Najciekawsze utwory muzyki filmowej I półrocza 2015

Dodano: 
Mad Max: Na drodze gniewu / Mad Max: Fury Road (2015)
Mad Max: Na drodze gniewu / Mad Max: Fury Road (2015) Źródło: Warner Bros. Pictures / madmaxmovie.com
I półrocze tego roku w muzyce filmowej upłynęło pod znakiem mocnych, ekspresyjnych brzmień.

Do słynącego z upodobania do ostrej „łupaniny” Briana Tylera i świetnie odnajdującego się w kinie przygodowym i sci-fi Michaela Giacchino ze spektakularną oprawą nowej odsłony „Mad Maxa” dołączył Tom Holkenborg. Ich ścieżki dźwiękowe do najbardziej wyczekanych tytułów sezonu niemal zdominowały obrazy, którym towarzyszyły, stając się zupełnie niezależnymi bytami. Ale w tym okresie nie zabrakło także klasyki – kompozycji bazujących na sprawdzonych tematach (Alexandre Desplat), pełnych patosu i słodyczy (Patrick Doyle), ale wciąż zachwycających subtelnością (Amin Bouhafa) i niezwykle klimatycznych (Justin Hurtwitz). Oto 10 najciekawszych utworów muzyki filmowej I półrocza 2015 roku.

Zestawienie obejmuje wydane ścieżki dźwiękowe do filmów mających polską premierę w okresie od stycznia do czerwca 2015 roku.


Muzyka do odsłuchania na naszym kanale na Spotify.


10. „Rise Together” („Avengers: Czas Ultrona”) – Brian Tyler

Ścieżka dźwiękowa do drugiej części „Avengersów” jest wprawdzie jednym z największych rozczarowań tego półrocza, ale nadal da się z niej wyłuskać ciekawe, wyważone kompozycje.

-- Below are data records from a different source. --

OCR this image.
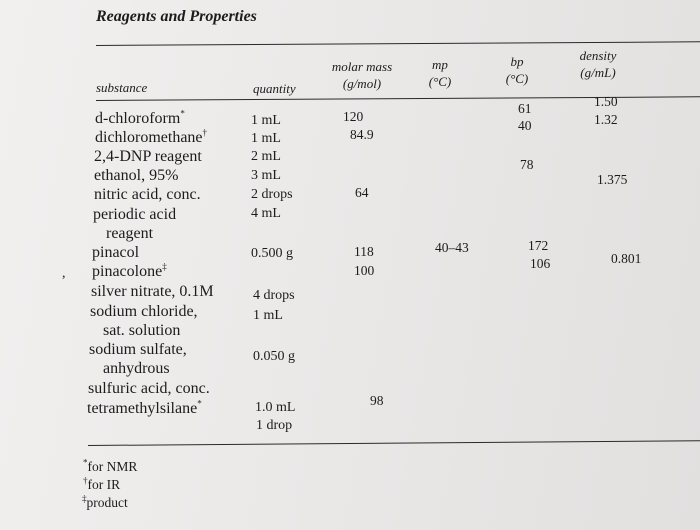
Reagents and Properties
substance	quantity
molar mass
(g/mol)
mp
(°C)
bp
(°C)
density
(g/mL)
d-chloroform*
dichloromethane†
2,4-DNP reagent
ethanol, 95%
nitric acid, conc.
periodic acid
reagent
pinacol
pinacolone‡
,
silver nitrate, 0.1M
sodium chloride,
sat. solution
sodium sulfate,
anhydrous
sulfuric acid, conc.
tetramethylsilane*
1 mL
1 mL
2 mL
3 mL
2 drops
4 mL
0.500 g
4 drops
1 mL
0.050 g
1.0 mL
1 drop
120
84.9
64
118
100
98
40–43
61
40
78
172
106
1.50
1.32
1.375
0.801
*for NMR
†for IR
‡product
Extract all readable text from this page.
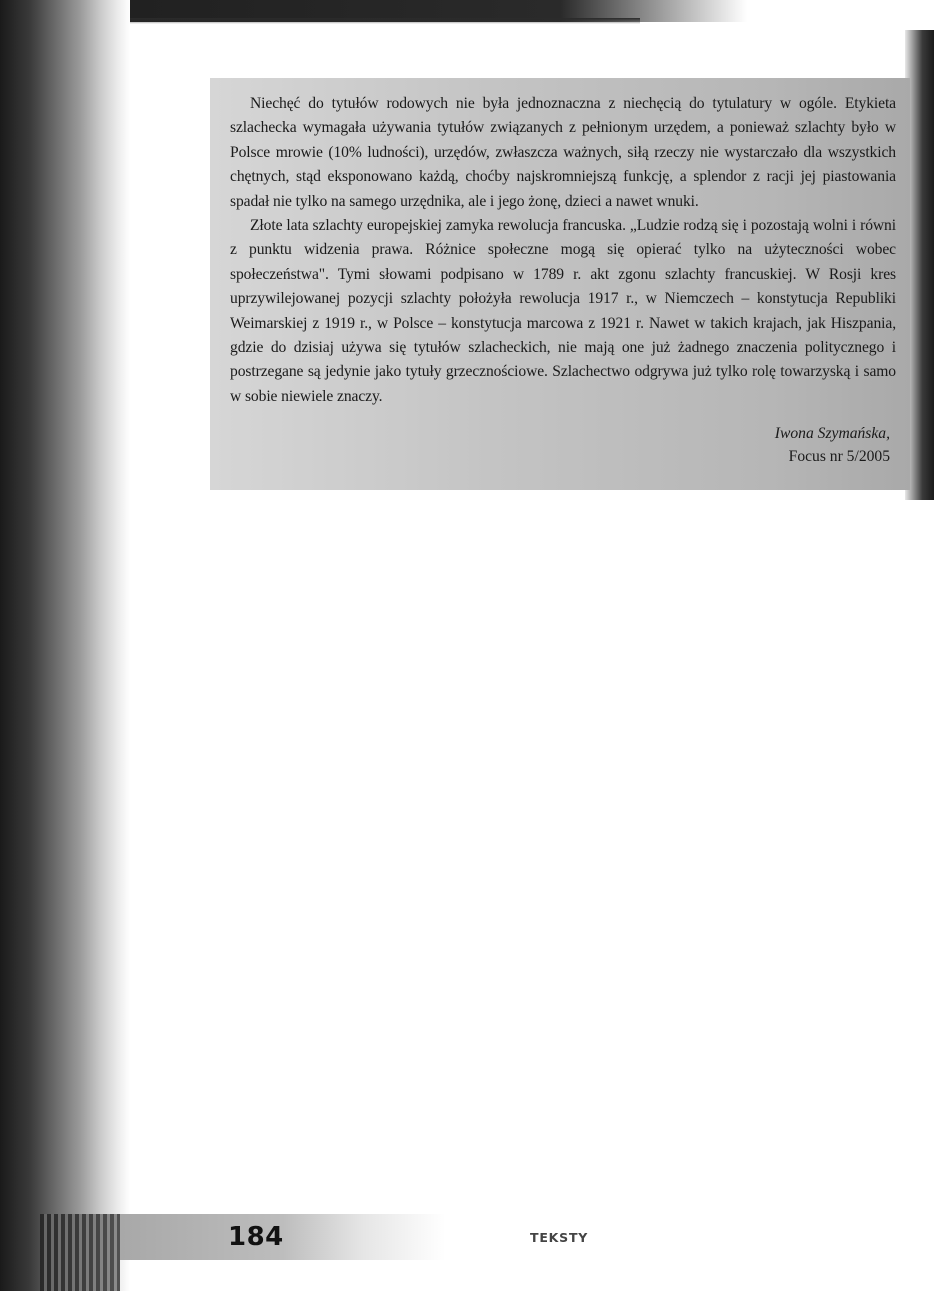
Niechęć do tytułów rodowych nie była jednoznaczna z niechęcią do tytulatury w ogóle. Etykieta szlachecka wymagała używania tytułów związanych z pełnionym urzędem, a ponieważ szlachty było w Polsce mrowie (10% ludności), urzędów, zwłaszcza ważnych, siłą rzeczy nie wystarczało dla wszystkich chętnych, stąd eksponowano każdą, choćby najskromniejszą funkcję, a splendor z racji jej piastowania spadał nie tylko na samego urzędnika, ale i jego żonę, dzieci a nawet wnuki.

Złote lata szlachty europejskiej zamyka rewolucja francuska. „Ludzie rodzą się i pozostają wolni i równi z punktu widzenia prawa. Różnice społeczne mogą się opierać tylko na użyteczności wobec społeczeństwa". Tymi słowami podpisano w 1789 r. akt zgonu szlachty francuskiej. W Rosji kres uprzywilejowanej pozycji szlachty położyła rewolucja 1917 r., w Niemczech – konstytucja Republiki Weimarskiej z 1919 r., w Polsce – konstytucja marcowa z 1921 r. Nawet w takich krajach, jak Hiszpania, gdzie do dzisiaj używa się tytułów szlacheckich, nie mają one już żadnego znaczenia politycznego i postrzegane są jedynie jako tytuły grzecznościowe. Szlachectwo odgrywa już tylko rolę towarzyską i samo w sobie niewiele znaczy.

Iwona Szymańska,
Focus nr 5/2005
184	TEKSTY
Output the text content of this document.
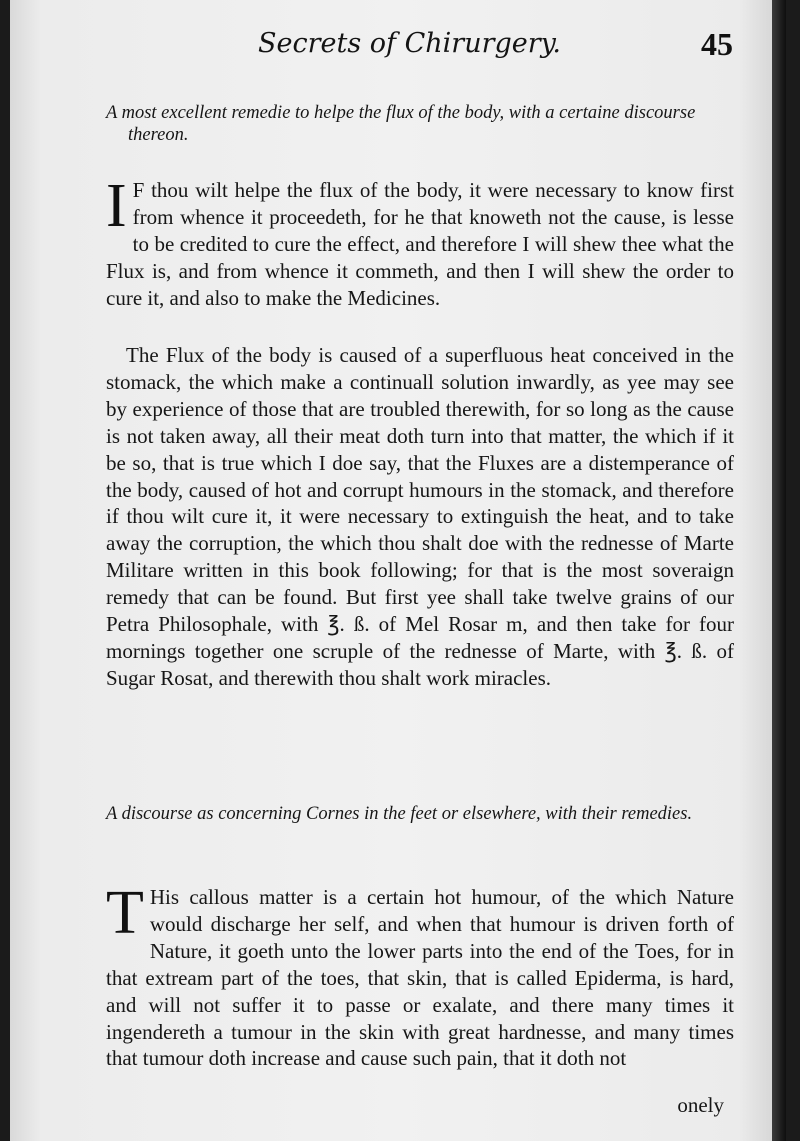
Secrets of Chirurgery.	45
A most excellent remedie to helpe the flux of the body, with a certaine discourse thereon.
I F thou wilt helpe the flux of the body, it were necessary to know first from whence it proceedeth, for he that knoweth not the cause, is lesse to be credited to cure the effect, and therefore I will shew thee what the Flux is, and from whence it commeth, and then I will shew the order to cure it, and also to make the Medicines.
The Flux of the body is caused of a superfluous heat conceived in the stomack, the which make a continuall solution inwardly, as yee may see by experience of those that are troubled therewith, for so long as the cause is not taken away, all their meat doth turn into that matter, the which if it be so, that is true which I doe say, that the Fluxes are a distemperance of the body, caused of hot and corrupt humours in the stomack, and therefore if thou wilt cure it, it were necessary to extinguish the heat, and to take away the corruption, the which thou shalt doe with the rednesse of Marte Militare written in this book following; for that is the most soveraign remedy that can be found. But first yee shall take twelve grains of our Petra Philosophale, with ℥. ß. of Mel Rosar m, and then take for four mornings together one scruple of the rednesse of Marte, with ℥. ß. of Sugar Rosat, and therewith thou shalt work miracles.
A discourse as concerning Cornes in the feet or elsewhere, with their remedies.
T His callous matter is a certain hot humour, of the which Nature would discharge her self, and when that humour is driven forth of Nature, it goeth unto the lower parts into the end of the Toes, for in that extream part of the toes, that skin, that is called Epiderma, is hard, and will not suffer it to passe or exalate, and there many times it ingendereth a tumour in the skin with great hardnesse, and many times that tumour doth increase and cause such pain, that it doth not
onely
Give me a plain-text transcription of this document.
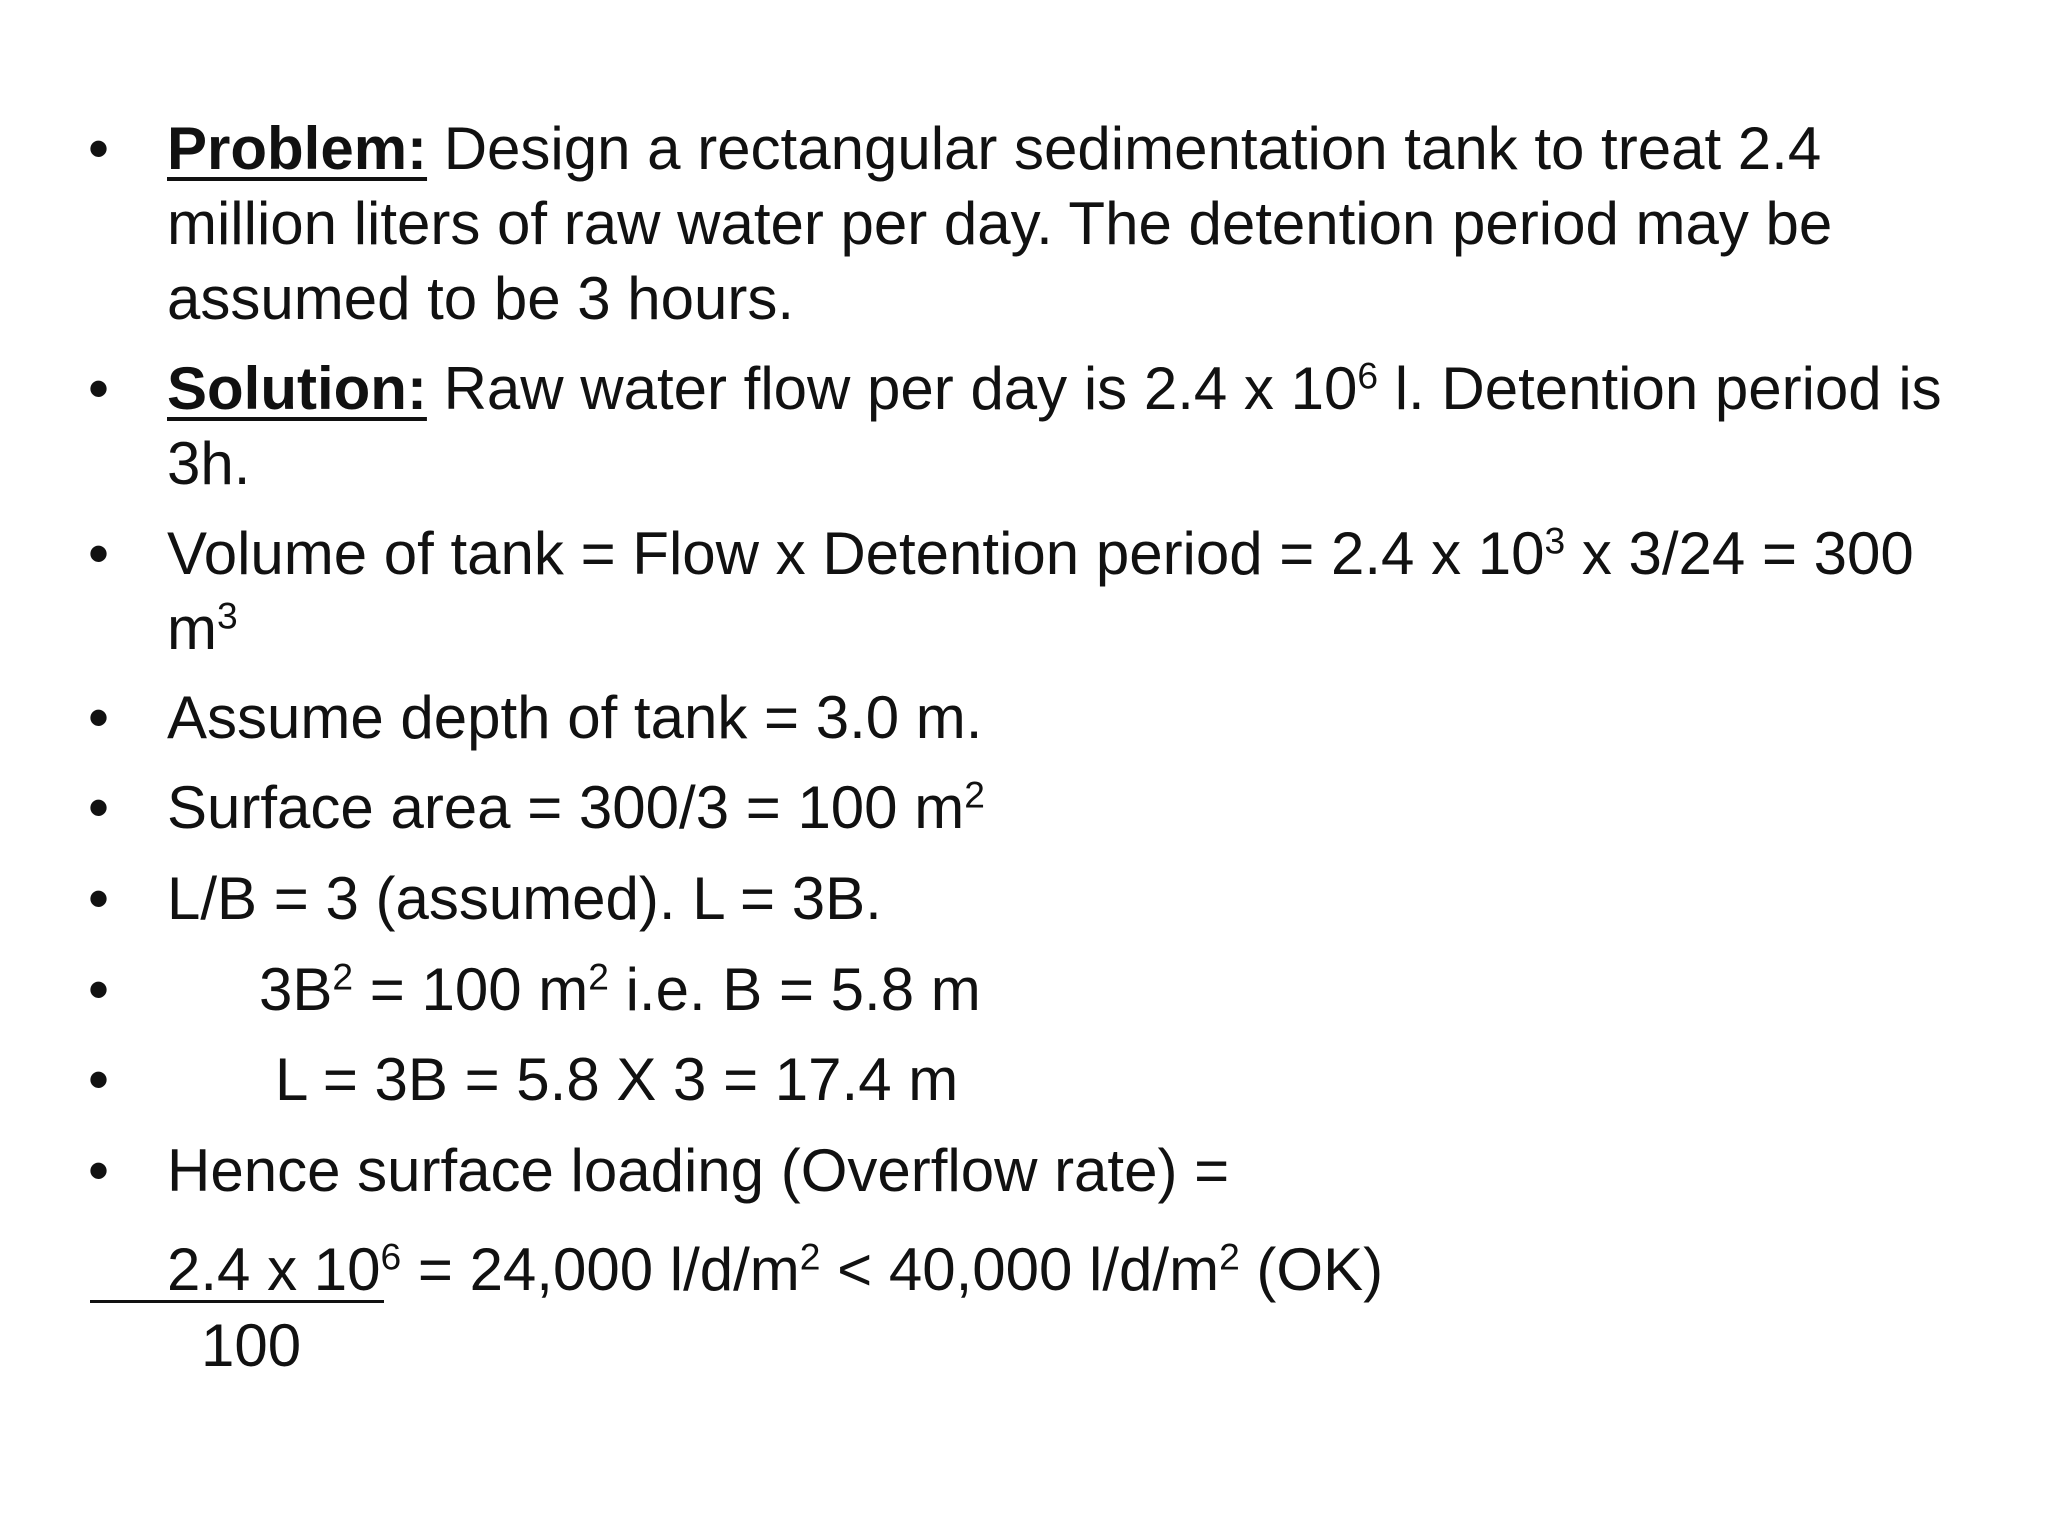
• Problem: Design a rectangular sedimentation tank to treat 2.4 million liters of raw water per day. The detention period may be assumed to be 3 hours.
• Solution: Raw water flow per day is 2.4 x $10^6$ l. Detention period is 3h.
• Volume of tank = Flow x Detention period = 2.4 x $10^3$ x 3/24 = 300 $m^3$
• Assume depth of tank = 3.0 m.
• Surface area = 300/3 = 100 $m^2$
• L/B = 3 (assumed). L = 3B.
•	$3B^2 = 100$ $m^2$ i.e. B = 5.8 m
•	L = 3B = 5.8 X 3 = 17.4 m
• Hence surface loading (Overflow rate) =
2.4 x $10^6 = 24,000$ $l/d/m^2 < 40,000$ $l/d/m^2$ (OK)
100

Brian Tyler padł tu trochę ofiarą bałaganu, jaki powstał podczas produkcji „Czasu Ultrona”. Choć został zmuszony podzielić się pracą z zatrudnionym zaledwie 3 tygodnie przed końcem produkcji Dannym Elfmanem, presja czasu i brak zaufania pracodawców nie przełożyły się aż tak wyraźnie na jakość kawałków. „Rise Together” nie jest utworem spektakularnym (choć charakterystyczny dla Tylera rozmach jest tu momentalnie rozpoznawalny), ale kompozycja nie jest przesadzona i zgrabnie wprowadza muzykę w akcję.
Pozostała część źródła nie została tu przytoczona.